The problem here, at least within the church, is that hints don’t get you anywhere, no effect at all, and if you state the problem plainly, it flattens the poor girl for months, like somebody took a pastoral mallet to her. By “hints,” I mean general references in sermons to modesty and decorum, and by “stating plainly” I mean suggesting that she come to church next week with the mammalian pride dialed back just a skosh. The problem is not that she is secure in her sexuality — it is just the reverse. You can tell this because women who want to be “secure” in their sexuality in this way at the same time do not want men around them who are secure in their sexuality in a comparable way.
When Wilson suggests that the problem with women who parade their flesh is not that they are too secure in their sexuality but that they are too insecure in it, I thought of the recent controversy over Lara Pulver’s nude scene in the pre-watershed BBC1 Sherlock Holmes.

Significantly, after appearing completely nude in front of Benedict Cumberbatch (Sherlock) and Martin Freeman (Dr Watson) for eight hours during the shooting (to say nothing of the more than 10 million viewers who were able to see sustained footage of Pulver in her birthday suit), Mrs. Pulver commented that “something really empowering takes over.”
This echoes many of the comments made by those women who participated in the slutwalks, who said that they felt “empowered” when they paraded down the streets of London in various stages of nudity.

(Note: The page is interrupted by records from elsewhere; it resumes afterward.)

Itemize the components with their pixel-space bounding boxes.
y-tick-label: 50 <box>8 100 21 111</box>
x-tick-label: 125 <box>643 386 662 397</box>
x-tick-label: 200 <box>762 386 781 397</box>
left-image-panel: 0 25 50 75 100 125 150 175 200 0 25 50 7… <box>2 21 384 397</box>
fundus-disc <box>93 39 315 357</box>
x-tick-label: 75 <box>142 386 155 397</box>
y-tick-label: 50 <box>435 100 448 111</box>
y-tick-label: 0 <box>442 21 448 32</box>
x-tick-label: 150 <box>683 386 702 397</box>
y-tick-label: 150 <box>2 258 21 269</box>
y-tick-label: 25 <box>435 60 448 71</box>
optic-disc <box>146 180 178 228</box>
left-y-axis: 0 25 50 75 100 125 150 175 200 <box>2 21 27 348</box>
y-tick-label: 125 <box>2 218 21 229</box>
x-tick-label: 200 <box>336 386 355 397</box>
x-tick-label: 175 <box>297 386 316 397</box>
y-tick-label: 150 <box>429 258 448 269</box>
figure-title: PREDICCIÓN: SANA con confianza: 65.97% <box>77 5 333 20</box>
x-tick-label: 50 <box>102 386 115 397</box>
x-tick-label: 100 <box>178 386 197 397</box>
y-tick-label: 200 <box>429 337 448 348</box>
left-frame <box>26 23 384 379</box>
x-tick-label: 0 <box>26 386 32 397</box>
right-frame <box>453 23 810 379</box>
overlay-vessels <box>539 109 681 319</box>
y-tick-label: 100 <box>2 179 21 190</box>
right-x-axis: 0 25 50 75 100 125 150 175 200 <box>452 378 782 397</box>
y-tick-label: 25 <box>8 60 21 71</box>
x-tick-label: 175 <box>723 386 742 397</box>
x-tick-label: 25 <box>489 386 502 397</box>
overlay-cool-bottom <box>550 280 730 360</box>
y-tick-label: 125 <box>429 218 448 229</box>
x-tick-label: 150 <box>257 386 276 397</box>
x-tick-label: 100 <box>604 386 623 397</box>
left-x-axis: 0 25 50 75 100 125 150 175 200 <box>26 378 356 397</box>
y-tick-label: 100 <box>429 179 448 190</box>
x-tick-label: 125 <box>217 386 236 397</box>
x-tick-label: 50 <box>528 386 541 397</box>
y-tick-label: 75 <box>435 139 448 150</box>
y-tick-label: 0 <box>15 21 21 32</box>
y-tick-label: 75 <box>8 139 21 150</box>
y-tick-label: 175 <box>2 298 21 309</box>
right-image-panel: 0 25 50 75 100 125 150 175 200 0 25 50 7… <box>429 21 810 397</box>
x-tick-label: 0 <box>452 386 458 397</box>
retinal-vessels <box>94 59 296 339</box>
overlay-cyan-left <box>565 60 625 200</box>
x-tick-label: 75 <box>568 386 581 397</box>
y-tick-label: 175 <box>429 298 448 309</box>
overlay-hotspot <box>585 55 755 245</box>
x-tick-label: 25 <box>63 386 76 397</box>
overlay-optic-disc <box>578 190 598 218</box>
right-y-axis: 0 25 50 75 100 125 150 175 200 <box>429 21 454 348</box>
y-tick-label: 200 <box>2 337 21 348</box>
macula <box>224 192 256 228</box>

If Douglas Wilson is right, a woman who is secure in herself and in her sexuality does not need to take off all her clothes to feel empowered. Indeed, when women think it is empowering to undress in front of men, that is often evidence that our society in general, and fathers in particular, are not giving them the respect and dignity they deserve. Lacking an inherent sense of their own worth, they feel compelled to prove themselves by parading their flesh. Sadly, this often gives women a false empowering that acts as a substitute to genuine female dignity.